Por encima de todo, lo que quería era hacer algo por Sammy. Le horrorizaba ver lo derrotado y lo infeliz que Sammy había terminado. Menuda hazaña sería hurgar en la manga oscura de su pasado y sacar algo que alterara por completo el estado de Sammy. Algo que lo salvara, que le devolviera la vida. De un plumazo, y guiado por los misterios arcanos de la Liga, podría darle una llave de oro a Sammy; podría añadir a la cadena un acto de liberación, como la que le había sido conferida a él y que todavía no había transferido a nadie.
—Sé que debería —continuó Joe. Su voz se volvió ronca mientras hablaba y las mejillas le ardieron. Estaba llorando. No tenía ni idea de por qué—. Oh, tendría que librarme de todo ese dinero.
—No, Joe. —Ahora fue Sammy el que rodeó a Joe con el brazo—. Ya entiendo que tú no quieras tocar ese dinero.
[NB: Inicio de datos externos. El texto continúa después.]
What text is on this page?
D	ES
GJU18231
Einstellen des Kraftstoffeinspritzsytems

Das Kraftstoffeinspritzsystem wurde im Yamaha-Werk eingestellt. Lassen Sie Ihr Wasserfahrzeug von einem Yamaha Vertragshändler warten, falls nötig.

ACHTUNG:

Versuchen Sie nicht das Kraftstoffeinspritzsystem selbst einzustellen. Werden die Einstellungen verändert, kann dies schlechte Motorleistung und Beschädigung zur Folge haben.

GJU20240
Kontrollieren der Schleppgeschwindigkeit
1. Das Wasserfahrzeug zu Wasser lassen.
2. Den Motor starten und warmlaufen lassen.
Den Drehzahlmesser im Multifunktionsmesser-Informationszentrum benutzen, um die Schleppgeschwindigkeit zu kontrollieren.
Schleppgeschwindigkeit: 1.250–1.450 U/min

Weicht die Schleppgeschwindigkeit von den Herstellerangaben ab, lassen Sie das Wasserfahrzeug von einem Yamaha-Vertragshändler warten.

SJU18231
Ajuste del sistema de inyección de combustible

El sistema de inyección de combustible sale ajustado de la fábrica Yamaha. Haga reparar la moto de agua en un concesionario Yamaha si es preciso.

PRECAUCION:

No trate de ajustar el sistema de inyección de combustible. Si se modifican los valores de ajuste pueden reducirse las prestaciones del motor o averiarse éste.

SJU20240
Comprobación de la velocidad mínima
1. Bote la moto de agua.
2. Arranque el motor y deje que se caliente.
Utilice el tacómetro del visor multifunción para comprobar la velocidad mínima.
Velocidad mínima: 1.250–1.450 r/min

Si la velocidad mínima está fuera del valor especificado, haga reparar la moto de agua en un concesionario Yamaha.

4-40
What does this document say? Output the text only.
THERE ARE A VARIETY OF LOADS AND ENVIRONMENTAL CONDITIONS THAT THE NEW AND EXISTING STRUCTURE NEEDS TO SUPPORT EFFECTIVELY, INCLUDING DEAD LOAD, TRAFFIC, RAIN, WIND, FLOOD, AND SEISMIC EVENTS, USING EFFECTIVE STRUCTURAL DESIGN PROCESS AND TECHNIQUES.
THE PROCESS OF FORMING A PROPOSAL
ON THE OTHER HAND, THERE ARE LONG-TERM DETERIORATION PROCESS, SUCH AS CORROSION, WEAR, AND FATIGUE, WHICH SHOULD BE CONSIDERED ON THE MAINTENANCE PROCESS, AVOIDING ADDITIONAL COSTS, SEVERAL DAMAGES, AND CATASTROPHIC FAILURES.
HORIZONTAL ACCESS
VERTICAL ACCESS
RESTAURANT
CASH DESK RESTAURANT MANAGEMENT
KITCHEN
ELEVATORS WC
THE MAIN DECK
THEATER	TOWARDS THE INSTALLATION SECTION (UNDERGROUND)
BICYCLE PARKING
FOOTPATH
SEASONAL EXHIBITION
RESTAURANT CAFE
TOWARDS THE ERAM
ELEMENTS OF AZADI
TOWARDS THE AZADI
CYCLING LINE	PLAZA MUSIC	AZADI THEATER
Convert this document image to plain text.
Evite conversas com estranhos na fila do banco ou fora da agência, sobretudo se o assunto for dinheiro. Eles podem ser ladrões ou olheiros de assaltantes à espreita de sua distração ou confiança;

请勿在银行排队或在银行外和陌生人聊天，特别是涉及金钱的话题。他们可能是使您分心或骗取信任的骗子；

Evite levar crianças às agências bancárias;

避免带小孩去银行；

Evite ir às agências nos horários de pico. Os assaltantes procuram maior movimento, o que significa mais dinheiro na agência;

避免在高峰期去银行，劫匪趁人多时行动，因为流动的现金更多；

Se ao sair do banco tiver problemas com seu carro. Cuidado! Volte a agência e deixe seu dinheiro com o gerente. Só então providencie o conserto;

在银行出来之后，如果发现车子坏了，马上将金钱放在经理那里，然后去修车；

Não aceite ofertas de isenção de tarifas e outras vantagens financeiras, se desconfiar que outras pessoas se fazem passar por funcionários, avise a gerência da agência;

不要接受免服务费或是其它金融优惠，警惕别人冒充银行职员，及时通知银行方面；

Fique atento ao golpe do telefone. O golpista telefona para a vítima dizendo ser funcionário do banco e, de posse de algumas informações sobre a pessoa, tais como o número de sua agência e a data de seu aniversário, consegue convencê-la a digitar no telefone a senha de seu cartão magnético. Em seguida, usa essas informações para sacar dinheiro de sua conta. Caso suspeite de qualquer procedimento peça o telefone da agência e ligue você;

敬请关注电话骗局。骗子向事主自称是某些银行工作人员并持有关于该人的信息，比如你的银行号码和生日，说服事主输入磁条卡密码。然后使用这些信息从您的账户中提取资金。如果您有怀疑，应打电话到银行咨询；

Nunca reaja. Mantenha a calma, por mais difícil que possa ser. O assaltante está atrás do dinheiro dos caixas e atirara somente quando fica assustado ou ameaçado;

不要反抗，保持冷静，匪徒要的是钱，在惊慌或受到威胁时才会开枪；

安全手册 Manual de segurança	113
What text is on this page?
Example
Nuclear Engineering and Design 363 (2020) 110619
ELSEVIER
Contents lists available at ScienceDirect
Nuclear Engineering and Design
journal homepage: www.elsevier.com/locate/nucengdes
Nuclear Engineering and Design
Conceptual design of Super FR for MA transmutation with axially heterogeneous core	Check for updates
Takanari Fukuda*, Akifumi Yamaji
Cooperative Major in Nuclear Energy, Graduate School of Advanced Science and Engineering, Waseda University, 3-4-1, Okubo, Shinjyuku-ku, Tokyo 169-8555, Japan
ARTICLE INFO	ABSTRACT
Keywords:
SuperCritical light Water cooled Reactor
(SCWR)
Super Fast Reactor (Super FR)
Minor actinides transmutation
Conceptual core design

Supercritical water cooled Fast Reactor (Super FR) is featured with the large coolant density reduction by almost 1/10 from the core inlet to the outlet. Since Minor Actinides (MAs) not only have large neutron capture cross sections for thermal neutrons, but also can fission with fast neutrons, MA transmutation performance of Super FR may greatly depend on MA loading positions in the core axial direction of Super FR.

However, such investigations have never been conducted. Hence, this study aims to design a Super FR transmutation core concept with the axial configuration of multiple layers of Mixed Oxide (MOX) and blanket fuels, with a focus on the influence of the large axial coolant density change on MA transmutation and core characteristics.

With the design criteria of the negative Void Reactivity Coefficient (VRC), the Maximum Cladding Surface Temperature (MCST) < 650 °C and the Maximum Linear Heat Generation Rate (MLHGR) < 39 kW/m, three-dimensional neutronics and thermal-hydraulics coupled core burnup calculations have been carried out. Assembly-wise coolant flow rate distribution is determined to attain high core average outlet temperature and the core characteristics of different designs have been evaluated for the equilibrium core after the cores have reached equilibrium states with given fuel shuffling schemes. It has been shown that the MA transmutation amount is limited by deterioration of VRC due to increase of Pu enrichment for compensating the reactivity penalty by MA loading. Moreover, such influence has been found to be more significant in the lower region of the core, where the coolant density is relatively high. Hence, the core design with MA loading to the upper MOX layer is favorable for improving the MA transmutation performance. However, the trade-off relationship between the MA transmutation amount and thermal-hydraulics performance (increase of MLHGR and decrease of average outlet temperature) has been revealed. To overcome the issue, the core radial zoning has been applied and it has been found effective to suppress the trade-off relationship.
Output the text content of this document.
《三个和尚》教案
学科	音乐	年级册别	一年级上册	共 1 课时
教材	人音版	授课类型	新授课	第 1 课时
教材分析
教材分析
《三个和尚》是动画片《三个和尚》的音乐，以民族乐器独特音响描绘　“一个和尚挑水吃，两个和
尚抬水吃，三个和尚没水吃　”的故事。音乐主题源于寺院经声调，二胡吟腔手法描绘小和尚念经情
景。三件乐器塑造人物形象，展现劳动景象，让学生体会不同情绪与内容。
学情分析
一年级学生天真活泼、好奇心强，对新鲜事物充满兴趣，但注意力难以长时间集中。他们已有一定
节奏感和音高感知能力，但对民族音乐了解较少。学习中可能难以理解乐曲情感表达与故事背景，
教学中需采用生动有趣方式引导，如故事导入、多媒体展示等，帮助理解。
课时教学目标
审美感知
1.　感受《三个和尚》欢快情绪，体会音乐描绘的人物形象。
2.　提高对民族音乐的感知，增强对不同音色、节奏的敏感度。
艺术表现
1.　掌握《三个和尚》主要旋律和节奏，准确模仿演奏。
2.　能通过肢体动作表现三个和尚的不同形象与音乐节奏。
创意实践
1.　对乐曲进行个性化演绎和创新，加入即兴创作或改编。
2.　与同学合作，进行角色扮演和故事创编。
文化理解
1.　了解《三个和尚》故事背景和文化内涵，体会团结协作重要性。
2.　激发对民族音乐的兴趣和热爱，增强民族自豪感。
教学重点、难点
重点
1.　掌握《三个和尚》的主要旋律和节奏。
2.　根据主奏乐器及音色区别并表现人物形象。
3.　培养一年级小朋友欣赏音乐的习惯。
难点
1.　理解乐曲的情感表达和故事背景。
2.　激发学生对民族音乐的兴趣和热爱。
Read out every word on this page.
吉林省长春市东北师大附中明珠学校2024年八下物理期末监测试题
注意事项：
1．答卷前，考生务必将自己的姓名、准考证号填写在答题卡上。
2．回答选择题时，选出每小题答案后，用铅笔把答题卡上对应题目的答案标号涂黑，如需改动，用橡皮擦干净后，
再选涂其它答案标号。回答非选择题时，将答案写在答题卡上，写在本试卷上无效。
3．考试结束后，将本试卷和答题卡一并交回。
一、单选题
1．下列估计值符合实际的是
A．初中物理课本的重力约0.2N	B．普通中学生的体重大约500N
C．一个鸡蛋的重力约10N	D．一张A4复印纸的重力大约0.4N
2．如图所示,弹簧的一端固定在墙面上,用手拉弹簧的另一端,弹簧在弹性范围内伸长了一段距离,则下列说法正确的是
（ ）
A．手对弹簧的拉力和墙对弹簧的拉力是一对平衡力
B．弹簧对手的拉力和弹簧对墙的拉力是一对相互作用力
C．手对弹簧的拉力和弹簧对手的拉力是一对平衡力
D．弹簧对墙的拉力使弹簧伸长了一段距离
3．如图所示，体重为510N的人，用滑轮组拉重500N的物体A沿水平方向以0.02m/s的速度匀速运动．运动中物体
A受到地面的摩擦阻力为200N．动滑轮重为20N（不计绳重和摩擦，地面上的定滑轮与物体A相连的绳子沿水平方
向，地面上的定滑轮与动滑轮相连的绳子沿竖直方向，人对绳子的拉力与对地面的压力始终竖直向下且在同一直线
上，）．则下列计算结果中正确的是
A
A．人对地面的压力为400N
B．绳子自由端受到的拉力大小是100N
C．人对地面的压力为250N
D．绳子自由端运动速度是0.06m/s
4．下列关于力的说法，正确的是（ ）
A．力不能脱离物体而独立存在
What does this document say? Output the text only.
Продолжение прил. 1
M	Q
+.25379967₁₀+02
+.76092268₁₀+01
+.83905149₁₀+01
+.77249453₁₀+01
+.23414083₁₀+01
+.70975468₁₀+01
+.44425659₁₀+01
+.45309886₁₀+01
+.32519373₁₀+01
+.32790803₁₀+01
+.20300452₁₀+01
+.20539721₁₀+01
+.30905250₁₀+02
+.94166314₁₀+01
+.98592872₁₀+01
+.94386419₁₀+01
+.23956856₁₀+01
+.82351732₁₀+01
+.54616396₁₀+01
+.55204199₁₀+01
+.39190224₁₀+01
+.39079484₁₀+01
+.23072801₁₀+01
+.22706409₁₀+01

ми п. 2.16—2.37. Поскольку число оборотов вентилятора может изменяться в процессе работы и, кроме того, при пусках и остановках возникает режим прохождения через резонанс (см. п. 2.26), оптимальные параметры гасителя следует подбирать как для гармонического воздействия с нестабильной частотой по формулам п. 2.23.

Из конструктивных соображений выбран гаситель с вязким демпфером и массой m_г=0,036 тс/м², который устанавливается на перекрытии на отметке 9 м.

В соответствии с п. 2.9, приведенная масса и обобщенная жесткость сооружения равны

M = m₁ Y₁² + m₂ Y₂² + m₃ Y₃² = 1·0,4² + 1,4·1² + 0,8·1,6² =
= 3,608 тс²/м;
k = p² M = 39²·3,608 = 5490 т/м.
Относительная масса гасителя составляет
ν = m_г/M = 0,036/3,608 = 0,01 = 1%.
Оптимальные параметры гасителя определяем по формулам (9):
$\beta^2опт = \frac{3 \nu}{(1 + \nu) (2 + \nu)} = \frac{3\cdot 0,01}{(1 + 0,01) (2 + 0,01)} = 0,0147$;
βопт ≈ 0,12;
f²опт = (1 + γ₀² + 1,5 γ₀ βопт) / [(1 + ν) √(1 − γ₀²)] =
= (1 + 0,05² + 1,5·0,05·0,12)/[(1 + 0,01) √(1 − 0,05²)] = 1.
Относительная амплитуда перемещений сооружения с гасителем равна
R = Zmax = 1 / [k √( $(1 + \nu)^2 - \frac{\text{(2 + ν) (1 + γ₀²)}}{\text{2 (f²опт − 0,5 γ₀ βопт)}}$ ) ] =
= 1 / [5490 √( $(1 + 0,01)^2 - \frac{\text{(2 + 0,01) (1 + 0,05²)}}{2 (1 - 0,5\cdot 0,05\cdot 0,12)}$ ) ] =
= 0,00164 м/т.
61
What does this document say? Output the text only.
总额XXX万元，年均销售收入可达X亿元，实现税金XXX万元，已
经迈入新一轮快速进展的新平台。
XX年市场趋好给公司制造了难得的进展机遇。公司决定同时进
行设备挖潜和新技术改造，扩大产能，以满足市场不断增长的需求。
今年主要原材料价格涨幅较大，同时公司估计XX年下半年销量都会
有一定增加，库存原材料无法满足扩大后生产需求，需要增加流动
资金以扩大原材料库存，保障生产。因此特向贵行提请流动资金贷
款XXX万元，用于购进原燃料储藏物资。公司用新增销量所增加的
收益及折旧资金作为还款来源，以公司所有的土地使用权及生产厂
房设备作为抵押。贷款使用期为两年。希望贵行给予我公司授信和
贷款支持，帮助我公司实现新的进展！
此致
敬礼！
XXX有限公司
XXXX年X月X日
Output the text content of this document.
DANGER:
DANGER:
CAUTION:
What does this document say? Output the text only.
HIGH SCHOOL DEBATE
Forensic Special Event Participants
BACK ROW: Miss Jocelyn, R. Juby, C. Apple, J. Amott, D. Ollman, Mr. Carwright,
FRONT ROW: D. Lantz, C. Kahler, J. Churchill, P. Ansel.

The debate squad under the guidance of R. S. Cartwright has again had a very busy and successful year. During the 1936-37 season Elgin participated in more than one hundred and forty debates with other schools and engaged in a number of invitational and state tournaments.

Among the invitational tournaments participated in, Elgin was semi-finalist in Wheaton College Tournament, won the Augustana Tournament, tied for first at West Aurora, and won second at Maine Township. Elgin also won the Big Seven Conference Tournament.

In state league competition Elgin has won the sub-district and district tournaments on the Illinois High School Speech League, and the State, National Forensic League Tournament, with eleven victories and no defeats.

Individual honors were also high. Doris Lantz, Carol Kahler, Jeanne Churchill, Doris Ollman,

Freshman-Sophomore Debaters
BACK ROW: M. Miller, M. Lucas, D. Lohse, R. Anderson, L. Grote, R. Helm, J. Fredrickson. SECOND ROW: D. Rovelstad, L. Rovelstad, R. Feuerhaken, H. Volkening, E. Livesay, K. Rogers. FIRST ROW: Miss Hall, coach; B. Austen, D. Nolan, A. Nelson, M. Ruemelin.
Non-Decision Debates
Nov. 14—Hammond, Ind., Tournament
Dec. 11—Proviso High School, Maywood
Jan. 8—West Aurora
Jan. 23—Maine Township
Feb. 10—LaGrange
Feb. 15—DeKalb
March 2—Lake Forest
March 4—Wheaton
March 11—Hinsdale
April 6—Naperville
O sea, creo que lo entiendo. Creo que… Bueno, creo que representa algo que no quieres olvidar nunca.
—Me olvido todos los días —dijo Joe. Intentó sonreír—. ¿Sabes? Los días pasan y no me acuerdo de no olvidarme.
—Quédate tu dinero —dijo Sammy en tono gentil—. No necesito ser dueño de Empire Comics. Es lo último que necesito.
—No… No podría, Sammy. Me gustaría poder, pero no puedo.
—Ya lo entiendo, Joe —dijo Sammy—. Quédate con tu dinero.